Рита уже нетерпеливо протягивала руку, и он протянул ей трубку.

— А теперь выйди ненадолго из комнаты, — приказала ему она. — Нечего подслушивать женские тайны!

Билону пришлось провести на площадке второго этажа не меньше десяти минут, пока дверь не отворилась, и Рита снова не поманила его внутрь.

— У тебя очень приятная знакомая, — заметила она, усевшись на кровати напротив Билона.

— Надеюсь, я тоже получил не самую худшую характеристику? — спросил Билон. — Можно узнать, какую?
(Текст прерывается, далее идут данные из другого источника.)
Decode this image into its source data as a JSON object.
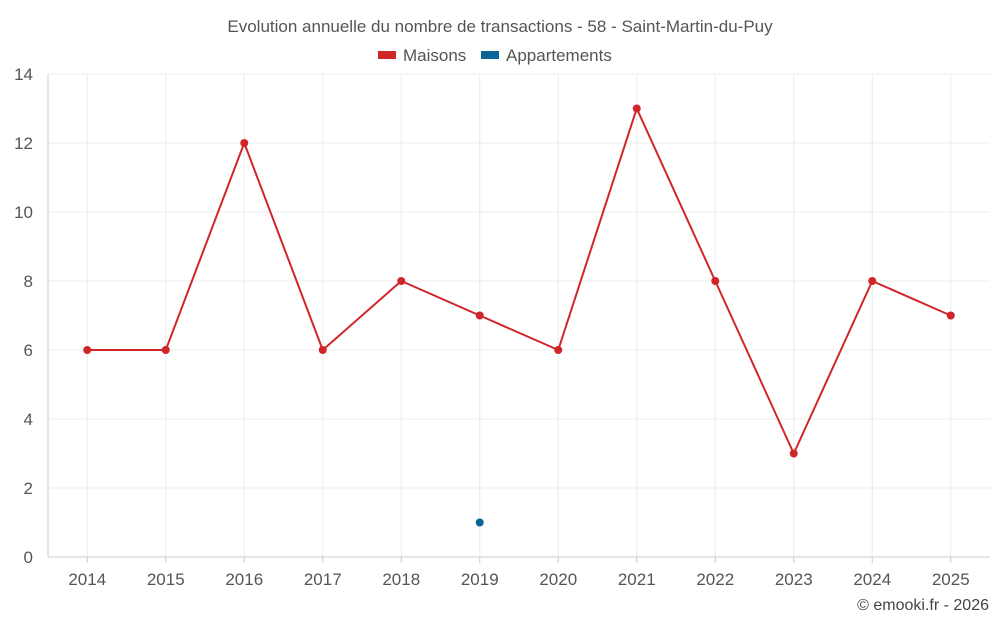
{
  "chart_data": {
    "type": "line",
    "title": "Evolution annuelle du nombre de transactions - 58 - Saint-Martin-du-Puy",
    "categories": [
      "2014",
      "2015",
      "2016",
      "2017",
      "2018",
      "2019",
      "2020",
      "2021",
      "2022",
      "2023",
      "2024",
      "2025"
    ],
    "series": [
      {
        "name": "Maisons",
        "color": "#d0262a",
        "values": [
          6,
          6,
          12,
          6,
          8,
          7,
          6,
          13,
          8,
          3,
          8,
          7
        ]
      },
      {
        "name": "Appartements",
        "color": "#0b6496",
        "values": [
          null,
          null,
          null,
          null,
          null,
          1,
          null,
          null,
          null,
          null,
          null,
          null
        ]
      }
    ],
    "ylim": [
      0,
      14
    ],
    "yticks": [
      0,
      2,
      4,
      6,
      8,
      10,
      12,
      14
    ],
    "xlabel": "",
    "ylabel": "",
    "grid": true,
    "legend": "top-center"
  },
  "credit": "© emooki.fr - 2026"
}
— И не надейся, — усмехнулась Рита. — А то еще начнешь зазнаваться. Вас, мужчин, вообще, нужно держать в строгости, чтобы вы не слишком задавались.

— Понял! — Билон не смог сдержать широкой улыбки.

— Вот я и про то. Так как нам все-таки отправить тебя в Зейгалап, чтобы ты не потерялся по дороге? Знаешь, пошли, наверно, к моему отцу.

Генерал Рэстан сидел в большом кресле и читал газету. Спортивная сумка, с которой приехала Рита, стояла у его ног. Ларга Рэстан смотрела новости по телевизору.

— Папа, нам нужно твое содействие, — заявила Рита, едва ворвавшись в гостиную. — Майдер работал в "Утренней звезде" и за это его посадили в концлагерь. Теперь он бежал, и за ним идет охота по всей стране. А ему нужно попасть в Зейгалап.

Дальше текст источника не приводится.